Yıllarca dershanelerde, üniversiteye hazırlık kursları vermiştim.Lise Son sınıf öğrencilerine, o zamanki ismiyle ÖSS’ye hazırlık Türkçe kursu vermeye başlamıştım.Haftada iki ders saatini, üniversite hazırlık kursuna ayırmıştık.Öğrencilerin derse ilgisi beni memnun etmişti.Paragrafta anlam, konusunu işliyorduk.Öğrenciler, bazı eski kelimeler ile bazı yeni kelimelerin anlamlarını bilmiyorlardı.Bir paragrafta KANIKSAMAK  ilgili  bir soru vardı.Bir kız öğrencim sordu:

---Hocam, KANIKSAMAK ne demek?

Soruyu soran kız öğrencim, sene başından beri ders saatinde, sakız çiğnemeyi alışkanlık haline getiren,    sevimli ,çalışkan, iyi bir öğrencimdi. Kanımsamak kelimesini, sakız örneğiyle açıklamaya başladım:

--- Arkadaşlar,biliyorsunuz ,sene başında bazı öğrencilerimize,ders saatinde sakız çiğnedikleri için kızıyordum.Zaman içerisinde, sınıfta sakız çiğneyen öğrencilerimi ,normal karşılamaya başladım;artık kızmıyorum.Yani,önceden garipsediğimiz bir durumu,yanlış gördüğümüz bir hareketi, tuhaf karşıladığımız bir durumu ,zaman içinde kabullenmek,duyarlı olduğumuz bir konuda duyarsız olmak KANIKSAMAKTIR…Anlaşıldı mı?                                                                                                               Öğrenciler hep birlikte:

----Çok iyi anladık Hocam! Diyerek  gülüştüler…
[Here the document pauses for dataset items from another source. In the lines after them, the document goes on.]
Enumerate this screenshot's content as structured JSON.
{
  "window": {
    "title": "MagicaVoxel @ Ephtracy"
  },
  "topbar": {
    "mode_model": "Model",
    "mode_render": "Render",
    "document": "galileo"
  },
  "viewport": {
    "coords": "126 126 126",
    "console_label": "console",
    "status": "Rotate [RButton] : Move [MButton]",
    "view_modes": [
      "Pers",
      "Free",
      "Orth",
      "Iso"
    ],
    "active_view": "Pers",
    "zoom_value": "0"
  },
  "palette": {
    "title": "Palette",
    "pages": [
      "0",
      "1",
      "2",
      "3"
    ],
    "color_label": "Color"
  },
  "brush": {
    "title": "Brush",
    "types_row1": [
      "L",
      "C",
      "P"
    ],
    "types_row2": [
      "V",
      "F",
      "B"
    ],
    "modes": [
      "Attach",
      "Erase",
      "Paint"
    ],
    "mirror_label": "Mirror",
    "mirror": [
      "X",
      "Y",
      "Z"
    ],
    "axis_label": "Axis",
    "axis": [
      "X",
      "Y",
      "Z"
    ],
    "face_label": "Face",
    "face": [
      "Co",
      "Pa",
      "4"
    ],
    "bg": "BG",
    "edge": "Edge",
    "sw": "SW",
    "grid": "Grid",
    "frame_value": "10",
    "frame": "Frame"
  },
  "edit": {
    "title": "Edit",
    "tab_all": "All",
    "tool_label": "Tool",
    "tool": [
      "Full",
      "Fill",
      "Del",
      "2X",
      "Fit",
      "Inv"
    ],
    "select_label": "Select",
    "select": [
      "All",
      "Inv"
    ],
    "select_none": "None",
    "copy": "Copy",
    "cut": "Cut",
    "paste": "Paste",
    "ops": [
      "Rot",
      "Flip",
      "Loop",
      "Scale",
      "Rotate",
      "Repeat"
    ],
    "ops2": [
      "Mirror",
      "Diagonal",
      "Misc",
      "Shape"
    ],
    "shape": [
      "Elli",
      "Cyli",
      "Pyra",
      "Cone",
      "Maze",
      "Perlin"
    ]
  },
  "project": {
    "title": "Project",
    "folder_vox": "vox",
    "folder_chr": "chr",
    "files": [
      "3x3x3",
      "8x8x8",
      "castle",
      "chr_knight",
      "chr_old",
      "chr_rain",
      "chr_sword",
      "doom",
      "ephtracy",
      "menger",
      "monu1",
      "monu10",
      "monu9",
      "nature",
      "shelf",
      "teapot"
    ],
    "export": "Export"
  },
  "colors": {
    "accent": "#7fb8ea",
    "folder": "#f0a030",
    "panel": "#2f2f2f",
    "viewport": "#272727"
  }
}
KORONAVİRÜS nedeniyle aklımızın köşesinden,hayalimizden bile geçirmediğimiz durumları istemediğimiz halde kanıksamak mecburiyetinde kaldık:

--İlkokulları, ortaokulları, liseleri, üniversiteleri kapattık…Okullar öksüz ve yetim kaldı…Okul bahçelerinde,spor sahalarında in cin top oynuyor…

---Camileri, mescitleri, Kur’an kurslarını, hatta Mescit-i Haramı (Kabeyi) ibadete kapattık…Bırakın vakit namazlarını, Cuma namazlarını bile camilerde kılamadık…Bu gidişle Ramazan Bayramı namazını da camilerde kılamayacağız…

----AVM’leri, kahvehaneleri, lokantaları, berberleri, kuaförleri, parkları kapattık…Kişisel özgürlüklerimizi kaybettik…

---Otobüs terminallerini,hava alanlarını,gemi limanlarını kapattık…Yolculuk yapamıyoruz,özel araçlarımızı canımızın istediği kullanamıyoruz…

---Bütün dünyadaki insanları evlerine hapis ettik…En yakın akrabalarımızla ,arkadaşlarımızla görüşemiyoruz…

----Dedeleri,anneanneleri,babaanneleri evlatlarından ve torunlarından ayırdık…En çok sevdiklerimize hasret kaldık…

---Sağlık çalışanları ile çocuklarını birbirinden ayırdık…Aile dramlarını televizyonlarda izledik…Sadece hastları degil,sağlık çalışanı doktorlarımızı  da koronavirüsten kaybettik…

---İzalasyonu,maske takmayı, sosyal mesafeyi hep birlikte öğrendik…Bundan sonrada hayatımızın her döneminde izalasyon,maske,sosyal mesafe hep hayatımızda olacaktır…

---Her şeyin başının sağlık olduğunu, bir kez daha öğrendik…Kanuni’nin beytinin ne kadar anlamlı olduğunu kavradık:

                  Halk içinde, muteber nesne yok devlet gibi;

                  Olmaya devlet cihanda bir nefes sıhhat gibi…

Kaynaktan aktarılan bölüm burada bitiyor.